PUGLIA - Dimissioni in massa dei 32 sindaci del circondario del tribunale di Lucera, ecco che cosa è successo.
La consegna a partire dal 16 d’agosto prossimo delle tessere elettorali; uno sciopero forense ad oltranza a partire dalla prima data possibile, ovvero il prossimo 16 settembre. Queste alcune delle novità emerse dall’assemblea di avvocati, magistrati e personale impiegatizio tenutasi ieri mattina al Palazzo di Giustizia.
Tantissimi gli interventi in un’assemblea nella quale sono emersi in tutta la loro evidenza lo stupore, la rabbia l’amarezza per la decisione del governo Monti di includere il tribunale di Lucera fra i 31 non provinciali da sopprimere. Il tutto a dispetto del parere, purtroppo non vincolante, delle commissioni parlamentari Giustizia di Camera e Senato, che avevano indicato in quello di Lucera uno dei tribunali non provinciali da non sopprimere, per estensione territoriale, numero di magistrati in servizio, volume di cause, presenza sul territorio di una criminalità organizzata aggressiva.
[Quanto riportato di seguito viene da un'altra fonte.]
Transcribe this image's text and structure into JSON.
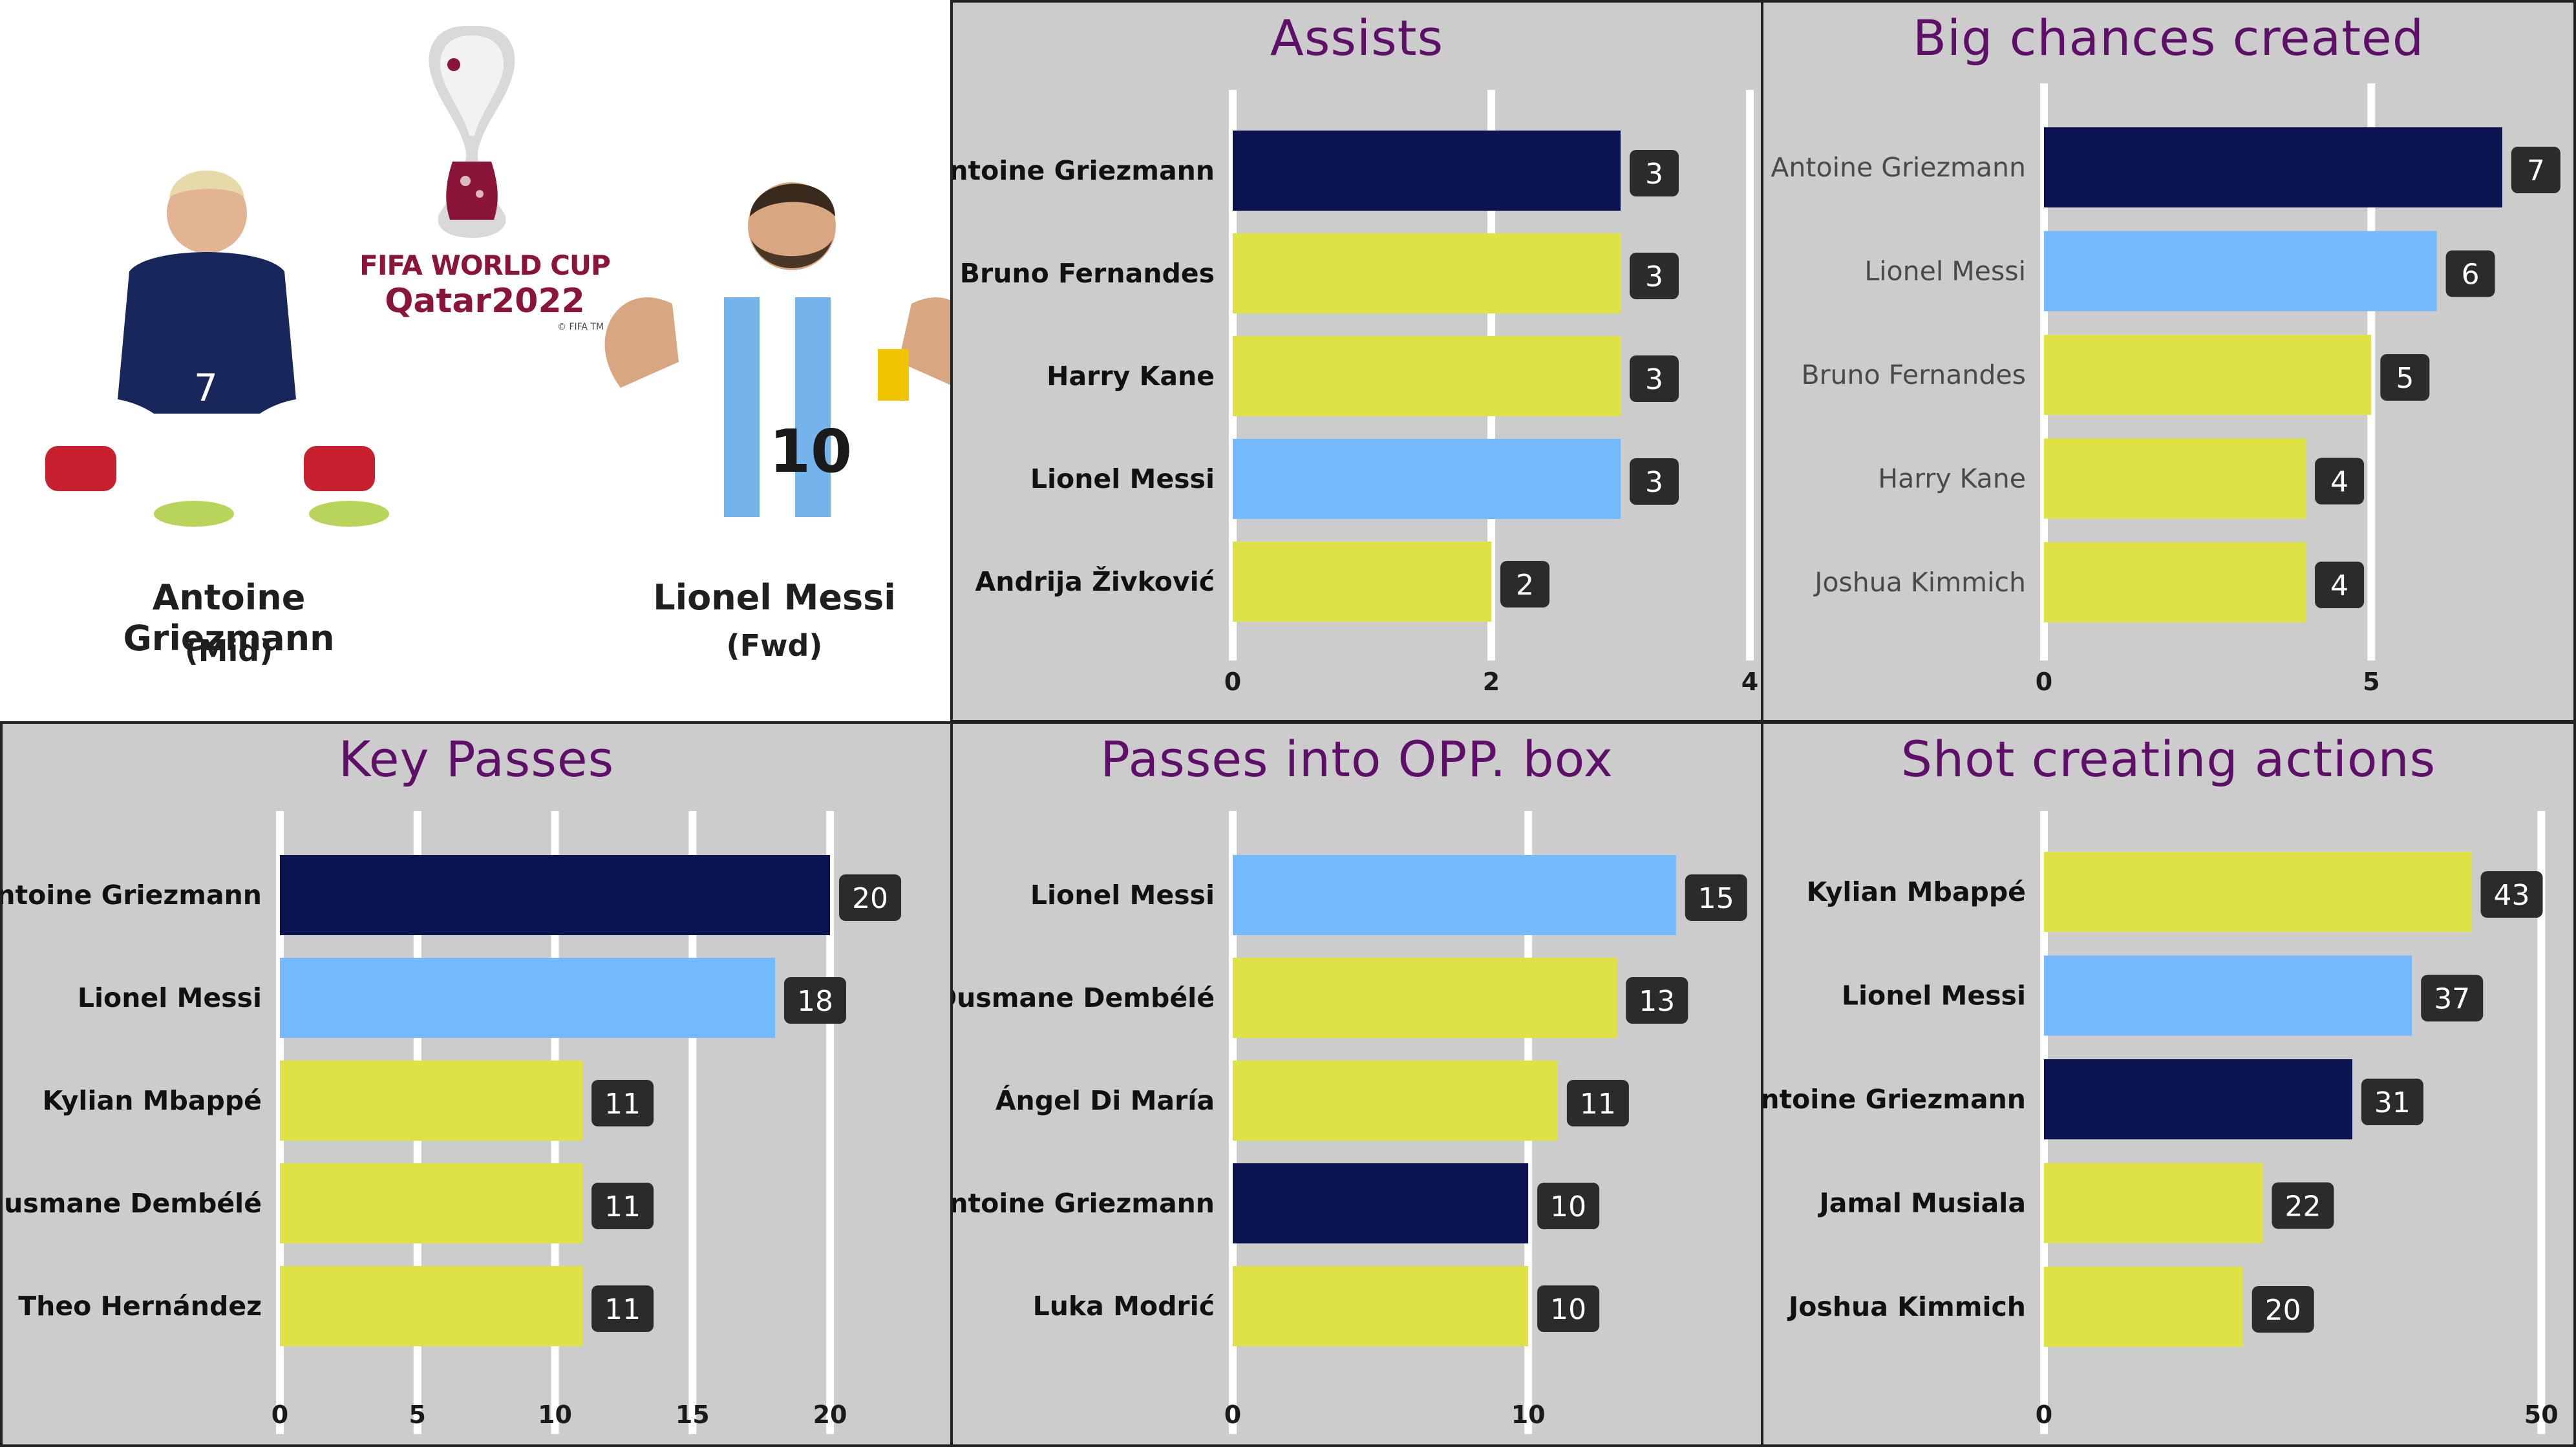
{
  "intro": {
    "logo_line1": "FIFA WORLD CUP",
    "logo_line2": "Qatar2022",
    "logo_tm": "© FIFA TM",
    "players": [
      {
        "name": "Antoine Griezmann",
        "position": "(Mid)",
        "kit_color": "#17275c",
        "number": "7"
      },
      {
        "name": "Lionel Messi",
        "position": "(Fwd)",
        "kit_color": "#74b4ea",
        "number": "10"
      }
    ]
  },
  "colors": {
    "griezmann": "#0b1350",
    "messi": "#73b9fb",
    "other": "#dee244",
    "panel_bg": "#cccccc",
    "title": "#5e0f67",
    "label_box": "#2b2b2b"
  },
  "chart_data": [
    {
      "type": "bar",
      "orientation": "horizontal",
      "title": "Assists",
      "categories": [
        "Antoine Griezmann",
        "Bruno Fernandes",
        "Harry Kane",
        "Lionel Messi",
        "Andrija Živković"
      ],
      "values": [
        3,
        3,
        3,
        3,
        2
      ],
      "bar_colors": [
        "griezmann",
        "other",
        "other",
        "messi",
        "other"
      ],
      "xlim": [
        0,
        4
      ],
      "xticks": [
        0,
        2,
        4
      ],
      "label_weight": "bold",
      "grid": true
    },
    {
      "type": "bar",
      "orientation": "horizontal",
      "title": "Big chances created",
      "categories": [
        "Antoine Griezmann",
        "Lionel Messi",
        "Bruno Fernandes",
        "Harry Kane",
        "Joshua Kimmich"
      ],
      "values": [
        7,
        6,
        5,
        4,
        4
      ],
      "bar_colors": [
        "griezmann",
        "messi",
        "other",
        "other",
        "other"
      ],
      "xlim": [
        0,
        7.9
      ],
      "xticks": [
        0,
        5
      ],
      "label_weight": "normal",
      "grid": true
    },
    {
      "type": "bar",
      "orientation": "horizontal",
      "title": "Key Passes",
      "categories": [
        "Antoine Griezmann",
        "Lionel Messi",
        "Kylian Mbappé",
        "Ousmane Dembélé",
        "Theo Hernández"
      ],
      "values": [
        20,
        18,
        11,
        11,
        11
      ],
      "bar_colors": [
        "griezmann",
        "messi",
        "other",
        "other",
        "other"
      ],
      "xlim": [
        0,
        23.5
      ],
      "xticks": [
        0,
        5,
        10,
        15,
        20
      ],
      "label_weight": "bold",
      "grid": true
    },
    {
      "type": "bar",
      "orientation": "horizontal",
      "title": "Passes into OPP. box",
      "categories": [
        "Lionel Messi",
        "Ousmane Dembélé",
        "Ángel Di María",
        "Antoine Griezmann",
        "Luka Modrić"
      ],
      "values": [
        15,
        13,
        11,
        10,
        10
      ],
      "bar_colors": [
        "messi",
        "other",
        "other",
        "griezmann",
        "other"
      ],
      "xlim": [
        0,
        17.5
      ],
      "xticks": [
        0,
        10
      ],
      "label_weight": "bold",
      "grid": true
    },
    {
      "type": "bar",
      "orientation": "horizontal",
      "title": "Shot creating actions",
      "categories": [
        "Kylian Mbappé",
        "Lionel Messi",
        "Antoine Griezmann",
        "Jamal Musiala",
        "Joshua Kimmich"
      ],
      "values": [
        43,
        37,
        31,
        22,
        20
      ],
      "bar_colors": [
        "other",
        "messi",
        "griezmann",
        "other",
        "other"
      ],
      "xlim": [
        0,
        52
      ],
      "xticks": [
        0,
        50
      ],
      "label_weight": "bold",
      "grid": true
    }
  ]
}
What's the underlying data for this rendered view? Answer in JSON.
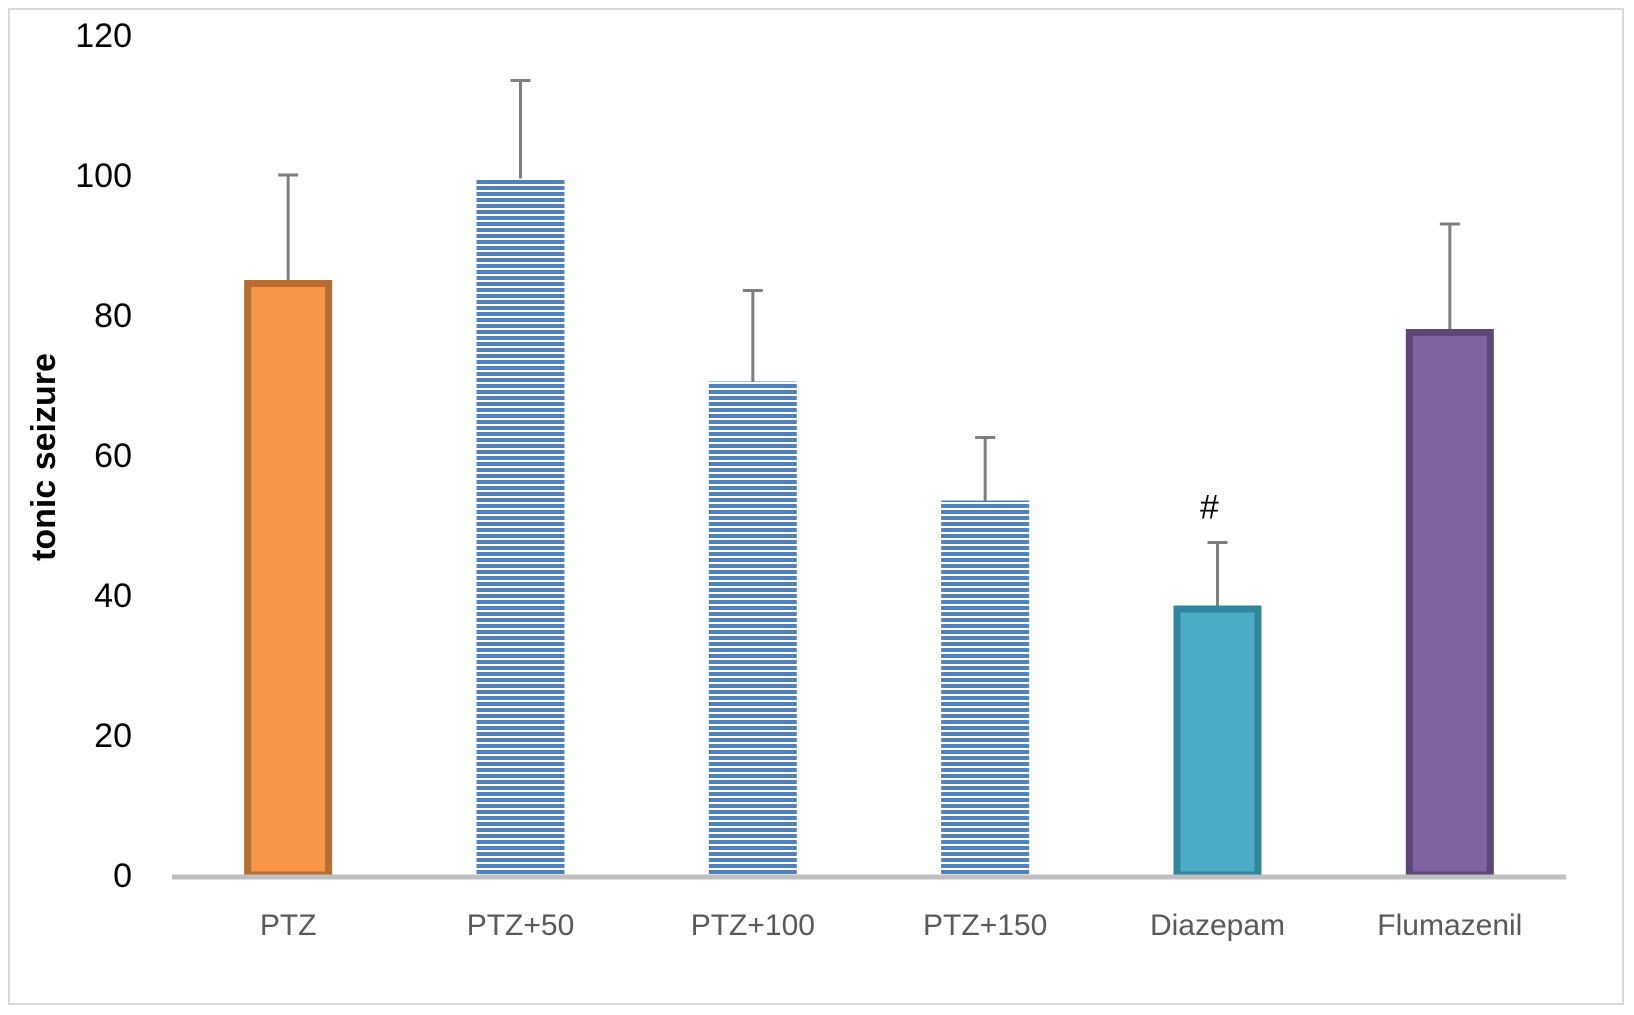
{
  "chart_data": {
    "type": "bar",
    "title": "",
    "xlabel": "",
    "ylabel": "tonic seizure",
    "ylim": [
      0,
      120
    ],
    "yticks": [
      0,
      20,
      40,
      60,
      80,
      100,
      120
    ],
    "categories": [
      "PTZ",
      "PTZ+50",
      "PTZ+100",
      "PTZ+150",
      "Diazepam",
      "Flumazenil"
    ],
    "values": [
      85,
      99.5,
      70.5,
      53.5,
      38.5,
      78
    ],
    "error": [
      15,
      14,
      13,
      9,
      9,
      15
    ],
    "annotations": [
      "",
      "",
      "",
      "",
      "#",
      ""
    ],
    "grid": false,
    "legend": "none",
    "bar_styles": [
      {
        "fill": "#f79646",
        "stroke": "#b66d31",
        "pattern": "solid"
      },
      {
        "fill": "#4f81bd",
        "stroke": "none",
        "pattern": "horizontal-lines"
      },
      {
        "fill": "#4f81bd",
        "stroke": "none",
        "pattern": "horizontal-lines"
      },
      {
        "fill": "#4f81bd",
        "stroke": "none",
        "pattern": "horizontal-lines"
      },
      {
        "fill": "#4bacc6",
        "stroke": "#31859c",
        "pattern": "solid"
      },
      {
        "fill": "#8064a2",
        "stroke": "#5c4776",
        "pattern": "solid"
      }
    ],
    "axis_color": "#bfbfbf",
    "errorbar_color": "#7f7f7f"
  }
}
Il primo a prendere la parola è stato il presidente del tribunale Giuseppe Pellegrino che ha espresso rammarico e sconcerto per la decisione del governo. Quindi sono intervenuti, fra gli altri, il sindaco Pasquale Dotoli, il presidente dell’Ordine Giuseppe Agnusdei, il presidente emerito dell’Ordine Marcello Prignano, il vicario della Diocesi Lucera Troia don Ciro Fanelli, il presidente della Camera Penale Raffaele Lepore, il presidente del comitato “per la legalità in Capitanata” Raffaele Preziuso, il vicesindaco Costantino Dell’Osso, che ha invitato nel suo accorato intervento il sindaco Dotoli ad associarsi alle sue dimissioni, nel caso non si riuscisse a salvare in extremis il tribunale.
L’assemblea ha registrato tanta amarezza ma anche voglia di proseguire nella lotta avviata ormai da alcuni mesi per evitare la soppressione del tribunale. Particolarmente deciso Preziuso, che ha invitato la cittadinanza ad avere uno scatto di reni e a partecipare più massicciamente alle iniziative di protesta, in primis alla consegna delle tessere elettorali. Decise le parole di don Ciro Fanelli, che ha invocato l’intervento della Madonna a protezione della città, viste le conseguenze negative per la cittadinanza che si potrebbero avere nel caso che il tribunale venisse chiuso. Da Prignano invece un riconoscimento al lavoro svolto dal consiglio dell’Ordine, nonostante non si sia riusciti, al momento, a raggiungere l’obiettivo di salvare il tribunale di Lucera.
«Il governo non ha compreso appieno le peculiarità della provincia di Foggia, la terza più estesa d’Italia - ha evidenziato Agnusdei - credo che sia stato miope porre in queste condizioni una provincia con 700.000 abitanti e 7.000 km quadrati, si tratta di un primato nazionale negativo quello che assistiamo in provincia di Foggia con la soppressione simultanea del nostro tribunale e di 7 sezioni distaccate». Agnusdei è tornato ad evidenziare i numeri del tribunale che ha un territorio esteso 2.812 km quadrati, 172.072 abitanti e 13.722 cause sopravvenienti all’anno di media, laddove tribunali come Larino (99.764 abitanti, 4.634 cause all’anno e 1.375 km quadrati) sono stati invece salvati.